Sin embargo, consideró que en términos generales el tema de inocuidad, buenas prácticas, trazabilidad (registro desde el origen hasta la comercialización) y calidad dependen más de la actitud del personal de una empresa y sus directivos que de llevar a cabo grandes inversiones.
Explicó que hay algunos productos en los que hay que tener más cuidado, sobre todo los que son más manipulables, como los lácteos, ya que no es lo mismo exportar una piña en cáscara que un producto procesado.
El funcionario del IICA dijo que hay una buena cantidad de empresas locales que cumplen con todos los requerimientos internacionales de tipo fitozoosanitario, de presentación y de inocuidad en general.
Programa de capacitación
El IICA, el Ministerio Agropecuario y Forestal (Mag-For) y la empresa Agrobiotek lanzaron un programa de capacitación para pequeñas y medianas empresas del sector de alimentos, para que mejoren sus prácticas productivas.
Escudero dijo que con el lanzamiento de este programa Nicaragua tendrá más capacidad para participar de los procesos de certificación y de auditorías de cara al Cafta, para que puedan exportar con tranquilidad.
Cornelius Hugo, jefe de servicios para América Latina del Instituto Americano de la Panificación, de Estados Unidos (AIB por sus siglas en inglés), dijo que programas de capacitación en producción higiénica para el sector alimenticio como el que desarrollarán en el país los han puesto en práctica en Costa Rica y Honduras.
Agregó que las firmas de TLC significan que las reglas del juego han cambiado para todas las empresas exportadoras, incluyendo las que producen alimentos, y deben buscar cuáles son las nuevas reglas en términos de cómo producir, empacar y almacenarlos.
Hugo dijo que los mercados del norte son mucho más exigentes que los latinos, pero también el consumidor nica se va a dar cuenta que van a entrar otros productos que no estaban en el país y van a tener que competir con éstos, y si no están hechos con igual calidad van a perder mercado.
El representante de AIB dijo que en la producción de alimentos de calidad hay tener en cuenta tres aspectos: la salubridad, la inocuidad y la calidad.

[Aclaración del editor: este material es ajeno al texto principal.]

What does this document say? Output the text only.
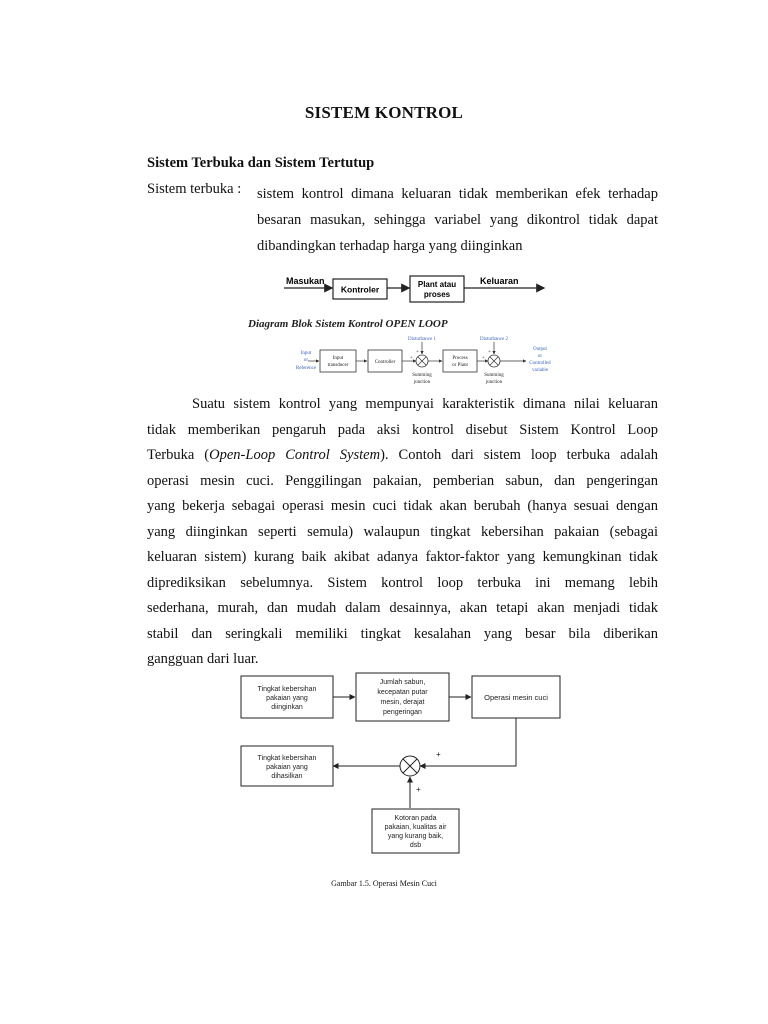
SISTEM KONTROL
Sistem Terbuka dan Sistem Tertutup
Sistem terbuka : sistem kontrol dimana keluaran tidak memberikan efek terhadap
besaran masukan, sehingga variabel yang dikontrol tidak dapat
dibandingkan terhadap harga yang diinginkan
Masukan
Kontroler	Plant atau
proses
Keluaran
Diagram Blok Sistem Kontrol OPEN LOOP
Input
or
Reference
Input
transducer
Controller
Disturbance 1
+
+
Summing
junction
Process
or Plant
Disturbance 2
+
+
Summing
junction
Output
or
Controlled
variable
Suatu sistem kontrol yang mempunyai karakteristik dimana nilai keluaran
tidak memberikan pengaruh pada aksi kontrol disebut Sistem Kontrol Loop
Terbuka (Open-Loop Control System). Contoh dari sistem loop terbuka adalah
operasi mesin cuci. Penggilingan pakaian, pemberian sabun, dan pengeringan
yang bekerja sebagai operasi mesin cuci tidak akan berubah (hanya sesuai dengan
yang diinginkan seperti semula) walaupun tingkat kebersihan pakaian (sebagai
keluaran sistem) kurang baik akibat adanya faktor-faktor yang kemungkinan tidak
diprediksikan sebelumnya. Sistem kontrol loop terbuka ini memang lebih
sederhana, murah, dan mudah dalam desainnya, akan tetapi akan menjadi tidak
stabil dan seringkali memiliki tingkat kesalahan yang besar bila diberikan
gangguan dari luar.
Tingkat kebersihan
pakaian yang
diinginkan
Jumlah sabun,
kecepatan putar
mesin, derajat
pengeringan
Operasi mesin cuci
+
Tingkat kebersihan
pakaian yang
dihasilkan
+
Kotoran pada
pakaian, kualitas air
yang kurang baik,
dsb
Gambar 1.5. Operasi Mesin Cuci
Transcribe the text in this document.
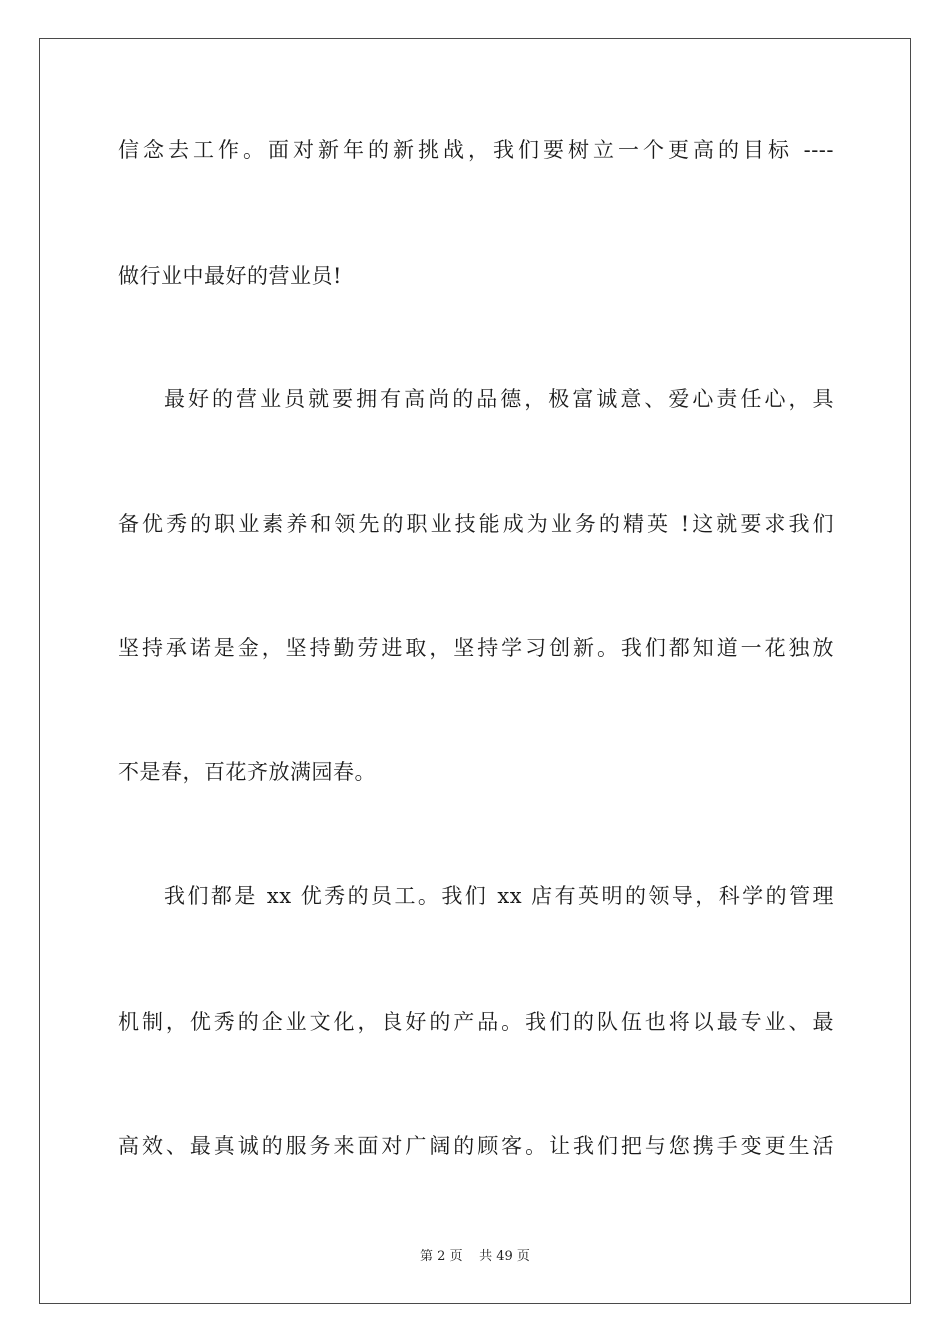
信念去工作。面对新年的新挑战，我们要树立一个更高的目标 ----
做行业中最好的营业员!
最好的营业员就要拥有高尚的品德，极富诚意、爱心责任心，具
备优秀的职业素养和领先的职业技能成为业务的精英 !这就要求我们
坚持承诺是金，坚持勤劳进取，坚持学习创新。我们都知道一花独放
不是春，百花齐放满园春。
我们都是 xx 优秀的员工。我们 xx 店有英明的领导，科学的管理
机制，优秀的企业文化，良好的产品。我们的队伍也将以最专业、最
高效、最真诚的服务来面对广阔的顾客。让我们把与您携手变更生活
第 2 页 共 49 页
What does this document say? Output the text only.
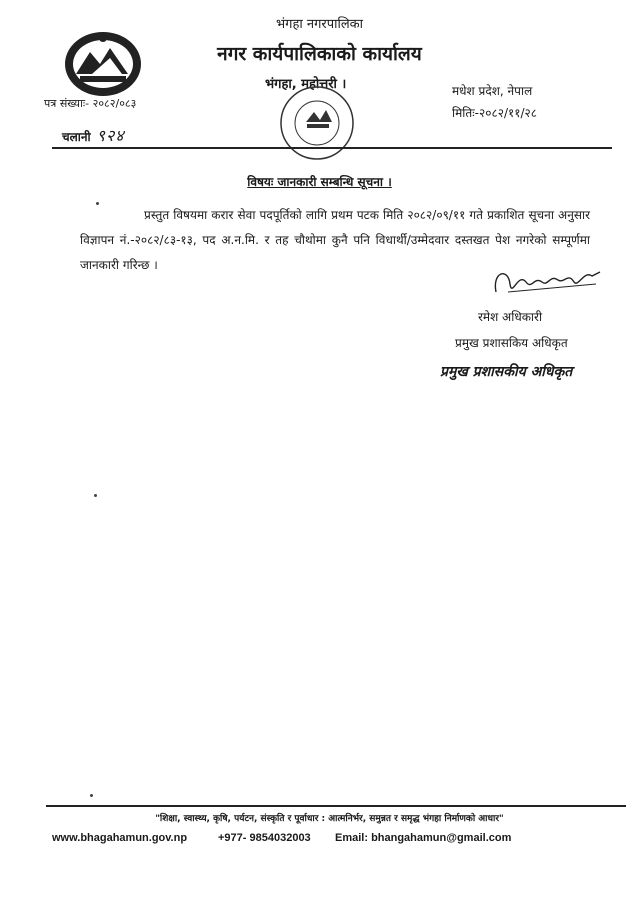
भंगहा नगरपालिका
नगर कार्यपालिकाको कार्यालय
भंगहा, महोत्तरी ।	मधेश प्रदेश, नेपाल
मितिः-२०८२/११/२८
पत्र संख्याः- २०८२/०८३
चलानी ९२४
विषयः जानकारी सम्बन्धि सूचना ।
प्रस्तुत विषयमा करार सेवा पदपूर्तिको लागि प्रथम पटक मिति २०८२/०९/११ गते प्रकाशित सूचना अनुसार विज्ञापन नं.-२०८२/८३-१३, पद अ.न.मि. र तह चौथोमा कुनै पनि विधार्थी/उम्मेदवार दस्तखत पेश नगरेको सम्पूर्णमा जानकारी गरिन्छ ।
रमेश अधिकारी
प्रमुख प्रशासकिय अधिकृत
प्रमुख प्रशासकीय अधिकृत
"शिक्षा, स्वास्थ्य, कृषि, पर्यटन, संस्कृति र पूर्वाधार : आत्मनिर्भर, समुन्नत र समृद्ध भंगहा निर्माणको आधार"
www.bhagahamun.gov.np	+977- 9854032003 Email: bhangahamun@gmail.com
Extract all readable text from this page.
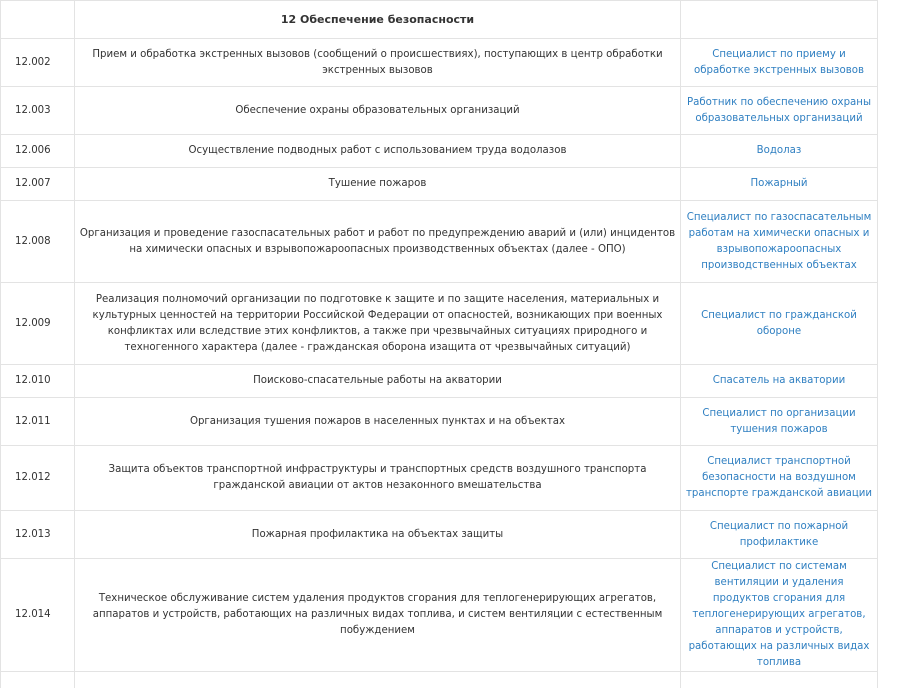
	12 Обеспечение безопасности	
12.002	Прием и обработка экстренных вызовов (сообщений о происшествиях), поступающих в центр обработки экстренных вызовов	Специалист по приему и обработке экстренных вызовов
12.003	Обеспечение охраны образовательных организаций	Работник по обеспечению охраны образовательных организаций
12.006	Осуществление подводных работ с использованием труда водолазов	Водолаз
12.007	Тушение пожаров	Пожарный
12.008	Организация и проведение газоспасательных работ и работ по предупреждению аварий и (или) инцидентов на химически опасных и взрывопожароопасных производственных объектах (далее - ОПО)	Специалист по газоспасательным работам на химически опасных и взрывопожароопасных производственных объектах
12.009	Реализация полномочий организации по подготовке к защите и по защите населения, материальных и культурных ценностей на территории Российской Федерации от опасностей, возникающих при военных конфликтах или вследствие этих конфликтов, а также при чрезвычайных ситуациях природного и техногенного характера (далее - гражданская оборона изащита от чрезвычайных ситуаций)	Специалист по гражданской обороне
12.010	Поисково-спасательные работы на акватории	Спасатель на акватории
12.011	Организация тушения пожаров в населенных пунктах и на объектах	Специалист по организации тушения пожаров
12.012	Защита объектов транспортной инфраструктуры и транспортных средств воздушного транспорта гражданской авиации от актов незаконного вмешательства	Специалист транспортной безопасности на воздушном транспорте гражданской авиации
12.013	Пожарная профилактика на объектах защиты	Специалист по пожарной профилактике
12.014	Техническое обслуживание систем удаления продуктов сгорания для теплогенерирующих агрегатов, аппаратов и устройств, работающих на различных видах топлива, и систем вентиляции с естественным побуждением	Специалист по системам вентиляции и удаления продуктов сгорания для теплогенерирующих агрегатов, аппаратов и устройств, работающих на различных видах топлива
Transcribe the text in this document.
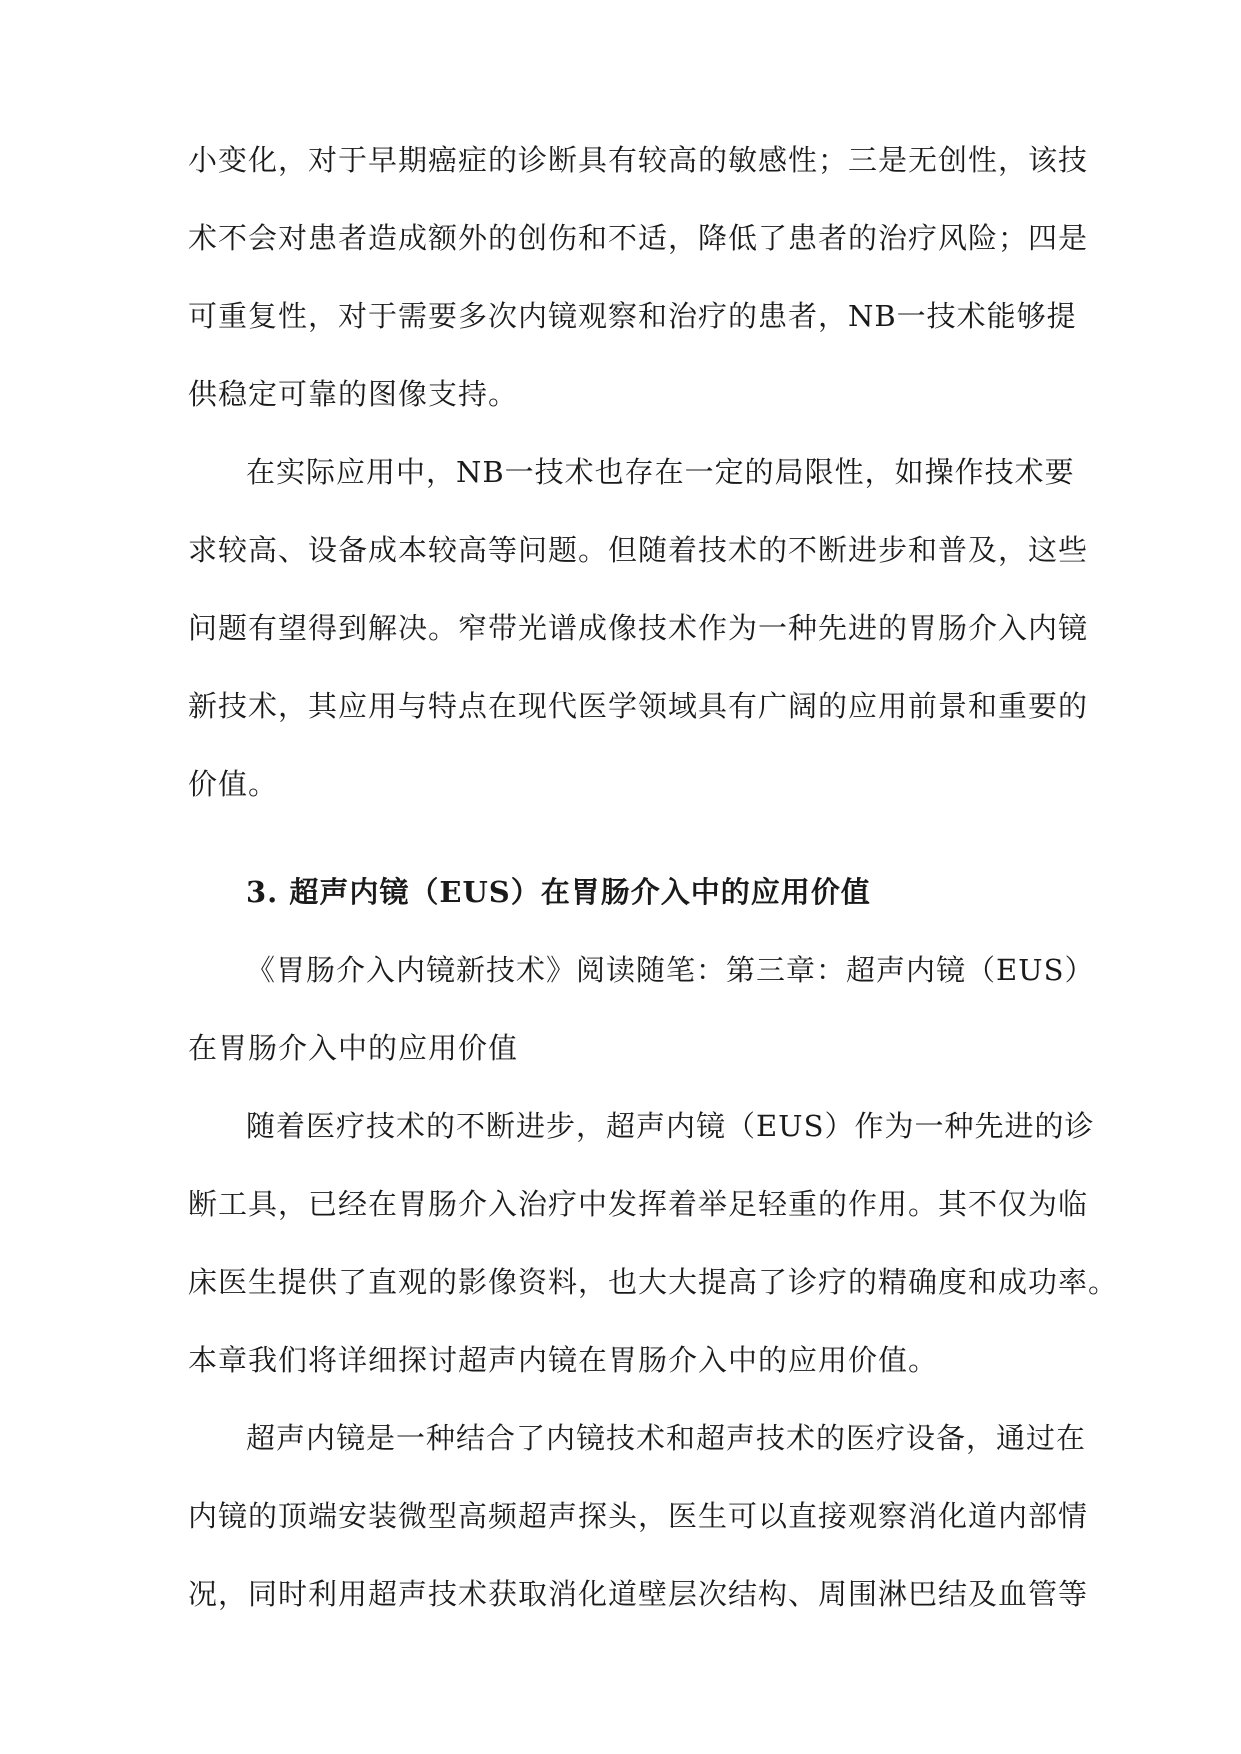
小变化，对于早期癌症的诊断具有较高的敏感性；三是无创性，该技
术不会对患者造成额外的创伤和不适，降低了患者的治疗风险；四是
可重复性，对于需要多次内镜观察和治疗的患者，NB一技术能够提
供稳定可靠的图像支持。
在实际应用中，NB一技术也存在一定的局限性，如操作技术要
求较高、设备成本较高等问题。但随着技术的不断进步和普及，这些
问题有望得到解决。窄带光谱成像技术作为一种先进的胃肠介入内镜
新技术，其应用与特点在现代医学领域具有广阔的应用前景和重要的
价值。
3. 超声内镜（EUS）在胃肠介入中的应用价值
《胃肠介入内镜新技术》阅读随笔：第三章：超声内镜（EUS）
在胃肠介入中的应用价值
随着医疗技术的不断进步，超声内镜（EUS）作为一种先进的诊
断工具，已经在胃肠介入治疗中发挥着举足轻重的作用。其不仅为临
床医生提供了直观的影像资料，也大大提高了诊疗的精确度和成功率。
本章我们将详细探讨超声内镜在胃肠介入中的应用价值。
超声内镜是一种结合了内镜技术和超声技术的医疗设备，通过在
内镜的顶端安装微型高频超声探头，医生可以直接观察消化道内部情
况，同时利用超声技术获取消化道壁层次结构、周围淋巴结及血管等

El primero implica una serie de programas y actividades para que el producto sea saludable y legal, es decir, que no esté contaminado y que contenga lo que dice el paquete.
La inocuidad tiene que ver con evitar otro tipo de contaminación que puede causar la muerte, ya sea por una bacteria patógena o un residuo de metal que pueda dañar al que lo consume. El tercero es la calidad del alimento, que tiene que ver con atributos físicos, químicos, entre otros, que constituyen un producto que se considera alimenticio.